Between land lost to heirs' property sales and the repeated denial of loans and other financial resources, over the 20th century Black land and financial losses are estimated to add up to $250-350 billion. Investigations have found that USDA loan programs resulted in major transfers of land and wealth from Black to white owners, particularly after the 1950s.

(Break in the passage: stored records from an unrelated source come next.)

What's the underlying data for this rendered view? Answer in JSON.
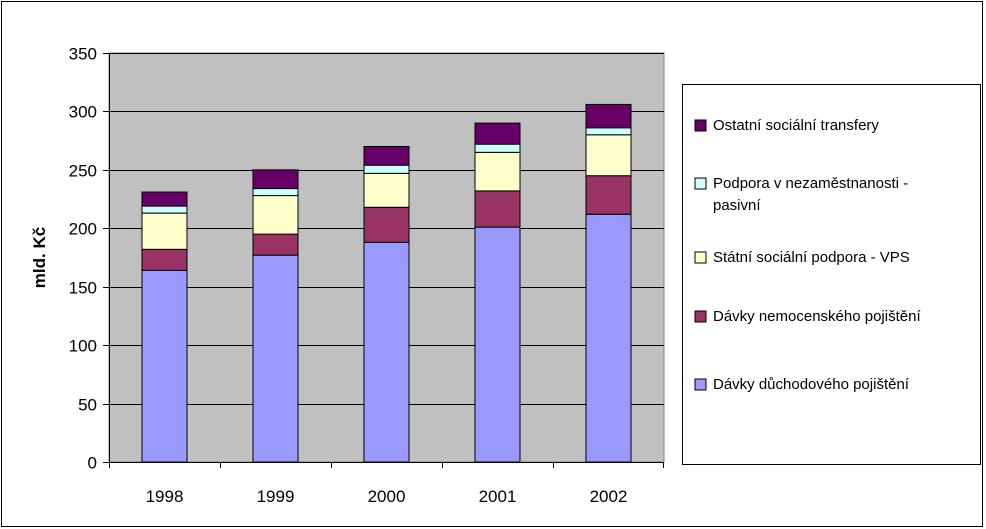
{
  "chart_data": {
    "type": "bar",
    "stacked": true,
    "title": "",
    "xlabel": "",
    "ylabel": "mld. Kč",
    "ylim": [
      0,
      350
    ],
    "yticks": [
      0,
      50,
      100,
      150,
      200,
      250,
      300,
      350
    ],
    "grid": true,
    "legend_position": "right",
    "categories": [
      "1998",
      "1999",
      "2000",
      "2001",
      "2002"
    ],
    "series": [
      {
        "name": "Dávky důchodového pojištění",
        "color": "#9999FF",
        "values": [
          164,
          177,
          188,
          201,
          212
        ]
      },
      {
        "name": "Dávky nemocenského pojištění",
        "color": "#993366",
        "values": [
          18,
          18,
          30,
          31,
          33
        ]
      },
      {
        "name": "Státní sociální podpora - VPS",
        "color": "#FFFFCC",
        "values": [
          31,
          33,
          29,
          33,
          35
        ]
      },
      {
        "name": "Podpora v nezaměstnanosti - pasivní",
        "color": "#CCFFFF",
        "values": [
          6,
          6,
          7,
          7,
          6
        ]
      },
      {
        "name": "Ostatní sociální transfery",
        "color": "#660066",
        "values": [
          12,
          16,
          16,
          18,
          20
        ]
      }
    ],
    "legend_lines": [
      [
        "Ostatní sociální transfery"
      ],
      [
        "Podpora v nezaměstnanosti -",
        "pasivní"
      ],
      [
        "Státní sociální podpora - VPS"
      ],
      [
        "Dávky nemocenského pojištění"
      ],
      [
        "Dávky důchodového pojištění"
      ]
    ],
    "plot_background": "#C0C0C0"
  }
}
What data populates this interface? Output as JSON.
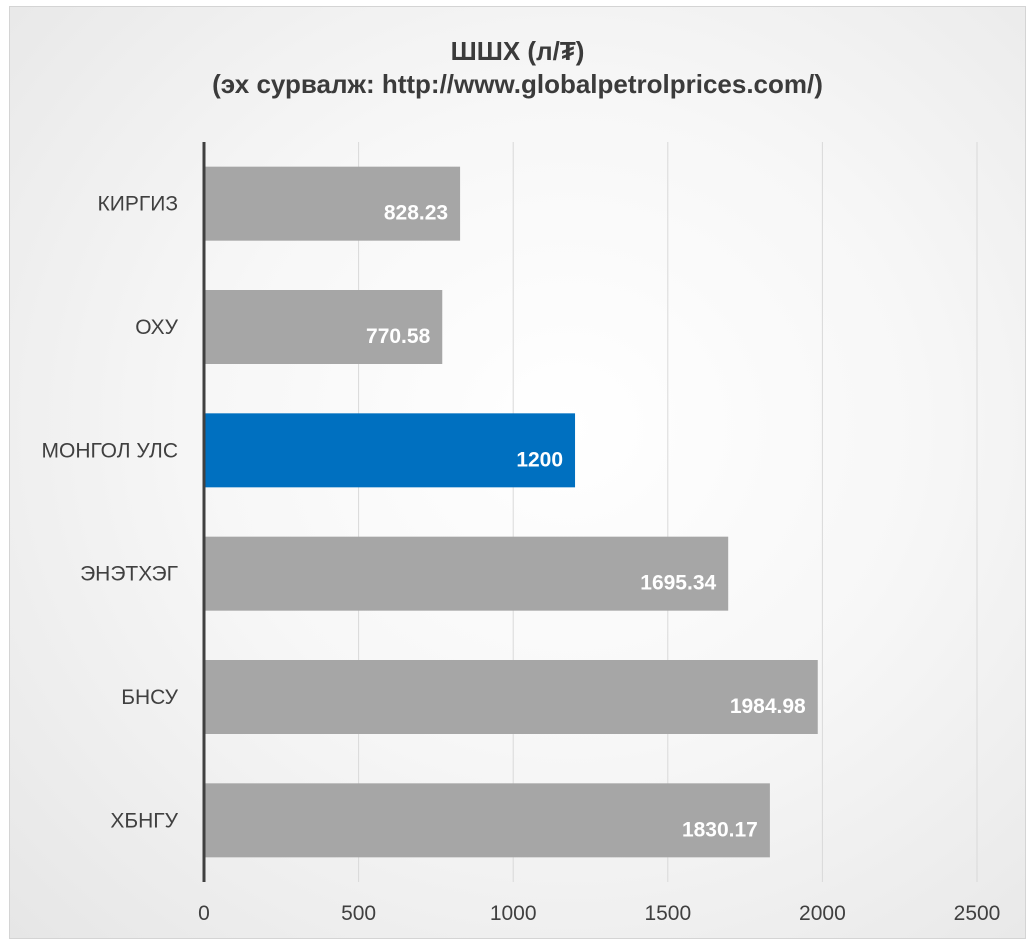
{
  "chart_data": {
    "type": "bar",
    "orientation": "horizontal",
    "title": "ШШХ (л/₮)",
    "subtitle": "(эх сурвалж: http://www.globalpetrolprices.com/)",
    "categories": [
      "КИРГИЗ",
      "ОХУ",
      "МОНГОЛ УЛС",
      "ЭНЭТХЭГ",
      "БНСУ",
      "ХБНГУ"
    ],
    "values": [
      828.23,
      770.58,
      1200,
      1695.34,
      1984.98,
      1830.17
    ],
    "data_labels": [
      "828.23",
      "770.58",
      "1200",
      "1695.34",
      "1984.98",
      "1830.17"
    ],
    "xlim": [
      0,
      2500
    ],
    "xticks": [
      0,
      500,
      1000,
      1500,
      2000,
      2500
    ],
    "xtick_labels": [
      "0",
      "500",
      "1000",
      "1500",
      "2000",
      "2500"
    ],
    "grid": "vertical",
    "legend": "none",
    "colors": {
      "default_bar": "#a6a6a6",
      "highlight_bar": "#0070c0",
      "highlight_category": "МОНГОЛ УЛС",
      "axis": "#404040",
      "gridline": "#d9d9d9"
    }
  }
}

In recent years, USDA policies have continued to have a disproportionately negative impact on farmers of color. Between 2018 and 2020, the USDA, through the Farm Service Agency, provided $23 billion to farmers impacted by the trade war created by the Trump administration. But since assistance payments were based upon crop size, most of the money ended up in the pockets of larger, wealthier farmers, the majority of whom were white.

The USDA Under Pressure

The current act comes as the USDA is seeking to reexamine its policies and personnel choices, acknowledging that it has played a role in perpetuating inequality in rural America for more than a century. Some Black farmers have dubbed the USDA the "last plantation," arguing that it has a history of outright racism and continues to perpetuate racial injustice in agriculture and land ownership. With the appointment of former Iowa Governor Thomas J. Vilsack to the role of the United States Secretary of Agriculture, President Biden has suggested that he intends to set a new precedent for the agency. Vilsack has announced that civil rights will be at the center of the USDA's priorities as the agency begins to address issues of inequality and racial injustice within its ranks.